I think the second part of that is a mistake, he probably means 5E+N, not
10E+(N/2). What I've seen is that you can usually get close to 1E+(N-1)
bits per RTT with BER up to 1E-N.

Will Ivancic's answer of "1E-8" is good enough for a 250ms (GEO) satellite
link up to about 8 Mbps data rate, or so my curves say. At that kind of
data rate, slow start becomes your biggest problem, so in practice for
rates that high and above you probably won't use TCP anyway, unless your
transfers average 10 MB or more or you have a large enough number of users
sharing the link.

If you use SACK+FACK, the the above "one error per RTT" goal turns out to
do pretty well for burst error situations as well, since the window is
only halved once per error burst.

Of course, this is for long transfers, i.e. transfers that are long enough
that you have a statistically significant chance of seeing errors.
Otherwise, it all depends on luck. If you get hit by an error during the
transfer, why that's just too bad. Most of the time you might get through
error-free, in which case the BER won't matter.

-Vijay

PS - Here I use the TCP definition of RTT, i.e. "from one end point to the
other and back", not "up to the satellite and down".

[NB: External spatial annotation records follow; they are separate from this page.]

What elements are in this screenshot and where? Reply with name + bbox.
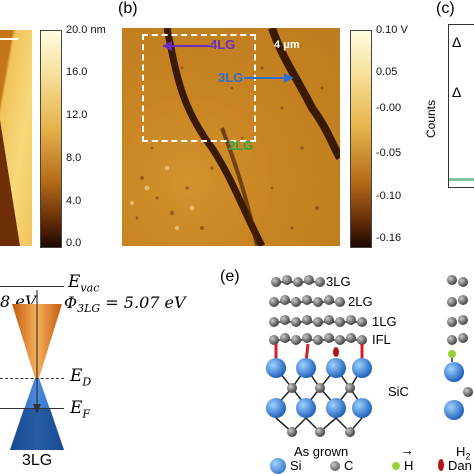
label-3lg: 3LG bbox=[218, 70, 244, 85]
label-4lg: 4LG bbox=[210, 37, 236, 52]
layer-label-3lg: 3LG bbox=[326, 274, 351, 289]
ed-label: ED bbox=[70, 366, 92, 389]
colorbar-tick: 0.10 V bbox=[376, 24, 408, 36]
graphene-layer-3lg bbox=[271, 275, 325, 287]
panel-b-kpfm-image: 4LG 3LG 2LG 4 μm bbox=[122, 28, 340, 246]
substrate-label: SiC bbox=[388, 384, 409, 399]
colorbar-tick: -0.00 bbox=[376, 102, 402, 114]
layer-label-1lg: 1LG bbox=[372, 314, 397, 329]
panel-d-ef-line bbox=[0, 408, 64, 409]
arrow-3lg-icon bbox=[244, 73, 294, 83]
panel-d-ed-line bbox=[0, 378, 64, 379]
c-legend-icon bbox=[330, 461, 340, 471]
colorbar-tick: 0.0 bbox=[66, 237, 82, 249]
colorbar-tick: 12.0 bbox=[66, 109, 88, 121]
evac-label: Evac bbox=[68, 272, 100, 295]
panel-c-plot-frame bbox=[448, 24, 474, 188]
panel-a-scale-line bbox=[0, 38, 18, 40]
colorbar-tick: -0.05 bbox=[376, 147, 402, 159]
h2-label: H2 bbox=[456, 444, 471, 462]
graphene-layer-ifl bbox=[269, 333, 367, 345]
si-atoms-row-1 bbox=[266, 358, 372, 378]
h2-structure-partial bbox=[444, 275, 473, 420]
colorbar-tick: -0.10 bbox=[376, 190, 402, 202]
colorbar-tick: 16.0 bbox=[66, 66, 88, 78]
dangling-legend-icon bbox=[438, 459, 444, 471]
panel-d-evac-line bbox=[0, 286, 64, 287]
scale-bar-label: 4 μm bbox=[274, 39, 300, 51]
h-legend-label: H bbox=[404, 458, 414, 473]
layer-label-ifl: IFL bbox=[372, 332, 391, 347]
panel-c-ylabel: Counts bbox=[424, 99, 439, 139]
c-atoms-row bbox=[287, 383, 355, 393]
dangling-legend-label: Dan bbox=[448, 458, 472, 473]
panel-e-label: (e) bbox=[220, 268, 240, 285]
colorbar-tick: 8.0 bbox=[66, 152, 82, 164]
as-grown-label: As grown bbox=[294, 444, 349, 459]
colorbar-tick: 20.0 nm bbox=[66, 24, 106, 36]
arrow-4lg-icon bbox=[162, 41, 210, 51]
colorbar-tick: -0.16 bbox=[376, 232, 402, 244]
panel-a-dark-region bbox=[0, 120, 20, 246]
panel-e-structure-diagram bbox=[266, 275, 473, 437]
panel-c-label: (c) bbox=[436, 0, 455, 17]
phi-3lg-label: Φ3LG = 5.07 eV bbox=[64, 293, 186, 316]
panel-d-bottom-label: 3LG bbox=[22, 452, 53, 469]
ef-label: EF bbox=[70, 398, 91, 421]
process-arrow-icon: → bbox=[400, 442, 414, 458]
colorbar-tick: 0.05 bbox=[376, 66, 398, 78]
layer-label-2lg: 2LG bbox=[348, 294, 373, 309]
panel-a-colorbar bbox=[40, 30, 62, 248]
dangling-bond-icon bbox=[333, 347, 339, 357]
c-legend-label: C bbox=[344, 458, 354, 473]
si-atoms-row-2 bbox=[266, 398, 372, 418]
label-2lg: 2LG bbox=[228, 138, 254, 153]
panel-b-dashed-region bbox=[142, 34, 256, 142]
panel-c-data-curve bbox=[449, 178, 474, 181]
graphene-layer-2lg bbox=[269, 295, 345, 307]
colorbar-tick: 4.0 bbox=[66, 195, 82, 207]
si-legend-label: Si bbox=[290, 458, 302, 473]
graphene-layer-1lg bbox=[269, 315, 367, 327]
h-legend-icon bbox=[392, 462, 400, 470]
si-legend-icon bbox=[270, 458, 286, 474]
panel-b-colorbar bbox=[350, 30, 372, 248]
panel-e-legend: Si C H Dan bbox=[268, 458, 474, 474]
panel-c-annotation: Δ bbox=[452, 34, 462, 50]
panel-b-label: (b) bbox=[118, 0, 138, 17]
panel-c-annotation: Δ bbox=[452, 84, 462, 100]
dirac-cone-diagram bbox=[10, 290, 64, 450]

On Wed, 31 Mar 1999, Mark Allman wrote:

> Will Ivancic:
> >
> > 1E-8 or better.
>
> Just to re-iterate the rest of Will's email... It all depends on
> the traffic. I do not think there is one single right answer like
> the above. I also believe that it depends on the RTT, as well. So,
> TCP over LEO systems may be more tolerant of bit-errors than TCP
> over GEO systems.
>
> Gertjan van Oosten:
> >
> > Or you enable SACK (or any of its newer brethren), which is highly
> > recommended.
>
> This helps, especially for burst errors that hit more than one
> segment. However, it does not help in that cwnd is still reduced
> because the drop is misinterpreted (as congestion).